Cette seule phrase de ladite déposition est lourde de sous-entendus. Les villageois de l’époque n’avaient plus la possibilité d’embellir les tombes de leurs aïeux, ni de les honorer, ni de les soigner. Le problème se situe ici au niveau du « culte », et des « honneurs » que les fidèles entendaient rendre aux sépultures. L’abbé ne réparait rien, et le but de ce remuement du cimetière, consistait à « retirer les croix », et à « soigner » les dépouilles des morts de « façon étrange », et totalement contraire aux volontés des villageois. Ils n’étaient point libres de « SOIGNER » à leur entendement les sépultures. Ce qui présuppose que la volonté de l’abbé était de « SOIGNER AUTREMENT » les morts, par exemple en remplaçant les croix par d’autres signes, ou en utilisant les ossements dans un rite nocturne. Les deux auteurs précédemment cités, ajoutent de même que le fait de « soigner » les tombes, pour l’abbé, s’accompagnait de la présence de Marie Denarnaud. Fait fort étrange, inexplicable, hormis l’hypothèse d’un rituel sur les morts et les ossements plus ou moins Catharisant. La puissante constitution de Saunière, son physique plutôt robuste, n’expliquaient pas qu’il ait besoin d’une femme pour soulever les tombes… Le rituel était donc plus proche du « consolamentum », c'est-à-dire d’un rite Cathare qui se paye très cher, car indispensable au repos du « fidèle ». J. M. Vidal, dans son ouvrage « Doctrine et Morale des derniers ministres Albigeois » soulignait en effet ceci : « On l’administre aux mourants, voire aux morts, lorsqu’ils ne peuvent plus pécher. » N’oublions point que Marie Denarnaud aurait pu faire le rôle, dans le rite, du « Socius », c'est-à-dire de l’assistante de cérémonie d’un parfait Cathare. Le propre d’un couple de parfaits n’est-il pas de ne point être uni dans la chair ? Autrement dit, Marie Denarnaud pouvait être la « parfaite », du « parfait » abbé Saunière.

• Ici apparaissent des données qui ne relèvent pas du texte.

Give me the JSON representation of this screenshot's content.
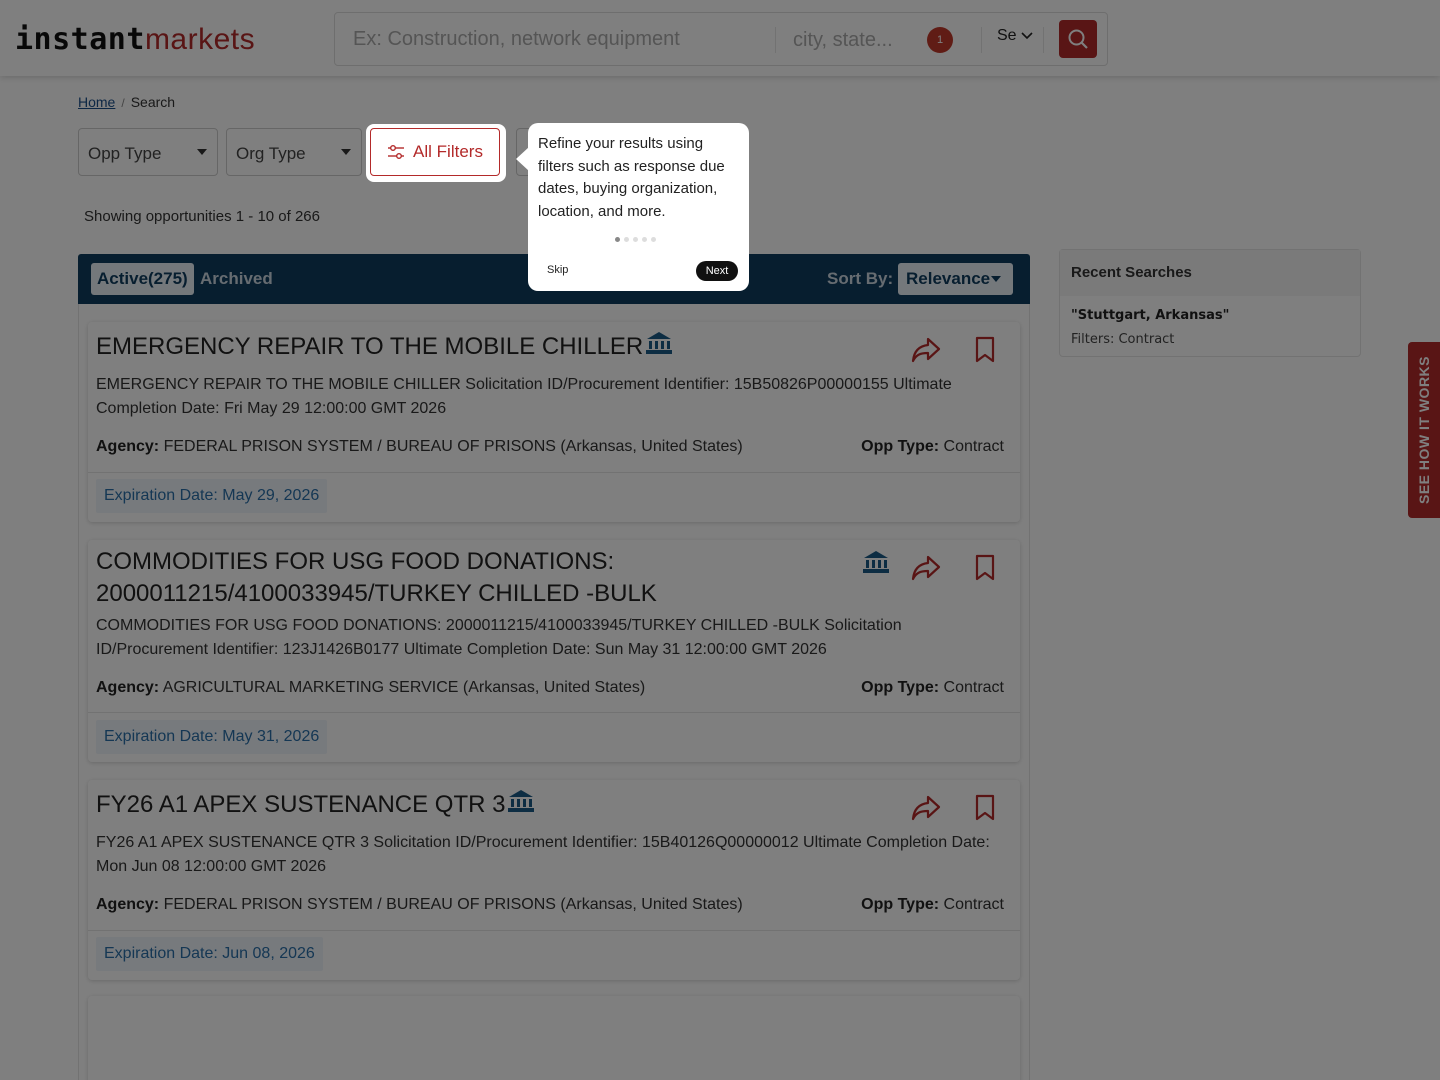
{
  "header": {
    "logo_part1": "instant",
    "logo_part2": "markets",
    "keyword_placeholder": "Ex: Construction, network equipment",
    "location_placeholder": "city, state...",
    "location_badge": "1",
    "select_label": "Se"
  },
  "breadcrumb": {
    "home": "Home",
    "current": "Search"
  },
  "filters": {
    "opp_type": "Opp Type",
    "org_type": "Org Type",
    "all_filters": "All Filters"
  },
  "showing": "Showing opportunities 1 - 10 of 266",
  "tabs": {
    "active": "Active(275)",
    "archived": "Archived",
    "sort_label": "Sort By:",
    "sort_value": "Relevance"
  },
  "results": [
    {
      "title": "EMERGENCY REPAIR TO THE MOBILE CHILLER",
      "description": "EMERGENCY REPAIR TO THE MOBILE CHILLER Solicitation ID/Procurement Identifier: 15B50826P00000155 Ultimate Completion Date: Fri May 29 12:00:00 GMT 2026",
      "agency_label": "Agency:",
      "agency": "FEDERAL PRISON SYSTEM / BUREAU OF PRISONS (Arkansas, United States)",
      "opp_type_label": "Opp Type:",
      "opp_type": "Contract",
      "expiration": "Expiration Date:  May 29, 2026"
    },
    {
      "title_line1": "COMMODITIES FOR USG FOOD DONATIONS:",
      "title_line2": "2000011215/4100033945/TURKEY CHILLED -BULK",
      "description": "COMMODITIES FOR USG FOOD DONATIONS: 2000011215/4100033945/TURKEY CHILLED -BULK Solicitation ID/Procurement Identifier: 123J1426B0177 Ultimate Completion Date: Sun May 31 12:00:00 GMT 2026",
      "agency_label": "Agency:",
      "agency": "AGRICULTURAL MARKETING SERVICE (Arkansas, United States)",
      "opp_type_label": "Opp Type:",
      "opp_type": "Contract",
      "expiration": "Expiration Date:  May 31, 2026"
    },
    {
      "title": "FY26 A1 APEX SUSTENANCE QTR 3",
      "description": "FY26 A1 APEX SUSTENANCE QTR 3 Solicitation ID/Procurement Identifier: 15B40126Q00000012 Ultimate Completion Date: Mon Jun 08 12:00:00 GMT 2026",
      "agency_label": "Agency:",
      "agency": "FEDERAL PRISON SYSTEM / BUREAU OF PRISONS (Arkansas, United States)",
      "opp_type_label": "Opp Type:",
      "opp_type": "Contract",
      "expiration": "Expiration Date:  Jun 08, 2026"
    }
  ],
  "recent_searches": {
    "heading": "Recent Searches",
    "query": "\"Stuttgart, Arkansas\"",
    "filters": "Filters: Contract"
  },
  "side_tab": "SEE HOW IT WORKS",
  "tooltip": {
    "text": "Refine your results using filters such as response due dates, buying organization, location, and more.",
    "skip": "Skip",
    "next": "Next"
  },
  "colors": {
    "brand": "#b32a2a",
    "navy": "#0f3c5f",
    "link": "#2a6fa8"
  }
}
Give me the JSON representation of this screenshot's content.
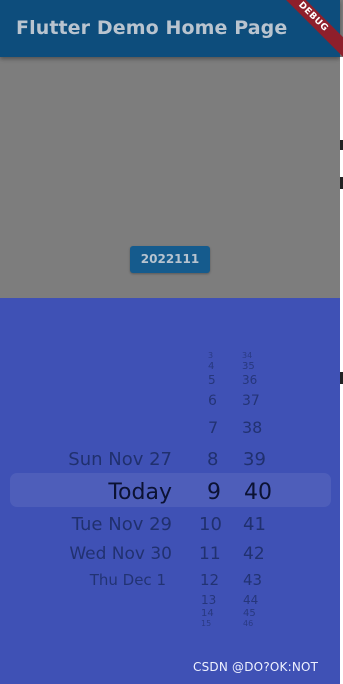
{
  "app_bar": {
    "title": "Flutter Demo Home Page",
    "debug_label": "DEBUG"
  },
  "page": {
    "date_button_label": "2022111"
  },
  "picker": {
    "dates": [
      "Sun Nov 27",
      "Today",
      "Tue Nov 29",
      "Wed Nov 30",
      "Thu Dec 1"
    ],
    "hours": [
      "3",
      "4",
      "5",
      "6",
      "7",
      "8",
      "9",
      "10",
      "11",
      "12",
      "13",
      "14",
      "15"
    ],
    "minutes": [
      "34",
      "35",
      "36",
      "37",
      "38",
      "39",
      "40",
      "41",
      "42",
      "43",
      "44",
      "45",
      "46"
    ],
    "selected": {
      "date": "Today",
      "hour": "9",
      "minute": "40"
    }
  },
  "watermark": "CSDN @DO?OK:NOT",
  "colors": {
    "app_bar": "#0d4d7c",
    "page_background": "#7d7d7d",
    "picker_background": "#3f51b5",
    "button": "#155b8d"
  }
}
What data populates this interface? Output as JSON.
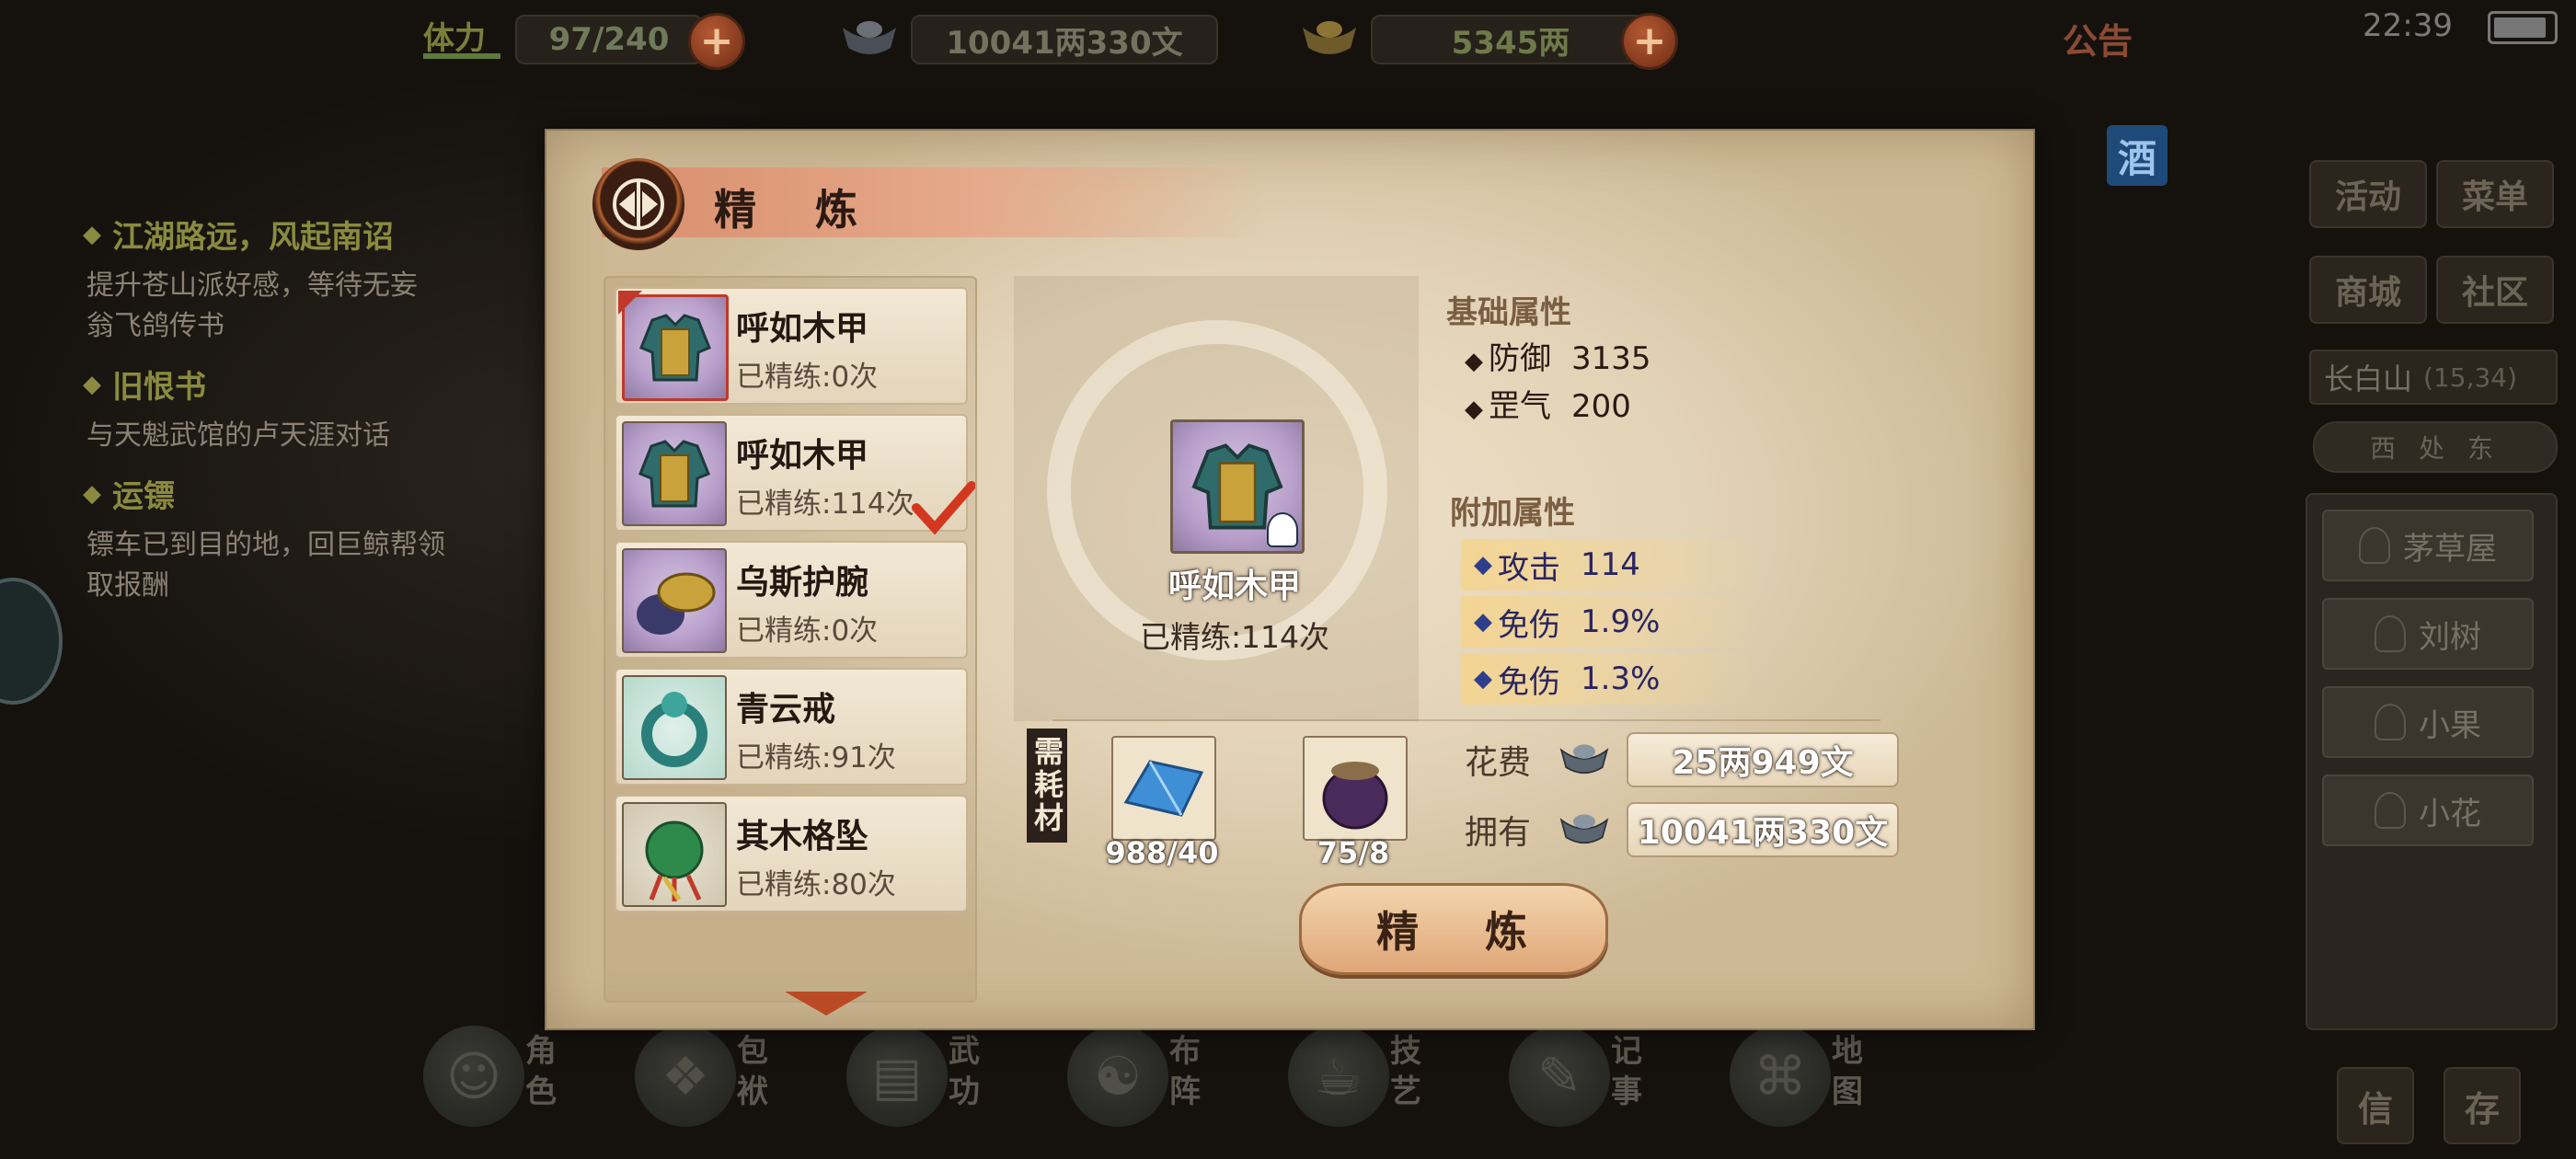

Une telle pratique ne pouvait aller sans une motivation particulière, à savoir le rituel de Tobit (ce nom provient de l’expression « TAU OBITUS », qui signifie en latin, TAU MORT, TAU DÉFUNT, TAU EN DÉCOMPOSITION, TAU EN PUTRÉFACTION), repris ensuite par les Saints Chaldéens, Abdon et Sennen. L’abbé ne pouvait ignorer ce rite, et se voulait le maître de cérémonie d’un culte secret et nocturne, sous le haut patronage de l’archange Raphaël de La Sanch. Mais reprenons le cours de notre récit :

Un Poisson sur le Grill

« (Sept., Sinaït., Vat.) A Ecbatane, ville de Médie, Sahra, fille de Raguël, fut de même que Tobit, injuriée. Car elle avait eu successivement sept maris, et Asmodée, un Daemon, les avait fait mourir la nuit. Elle fut injuriée par sa famille en ces termes : « Meurtrière de tes maris ! Un Daemon, Asmodée fait mourir tes maris, et tu en as eu déjà sept. Or tu as fait mourir tes maris, et préparer leur sépulture. » Ayant été couverte de honte, elle songeait à être enterrée, et à se pendre. » (Comme Tobit !)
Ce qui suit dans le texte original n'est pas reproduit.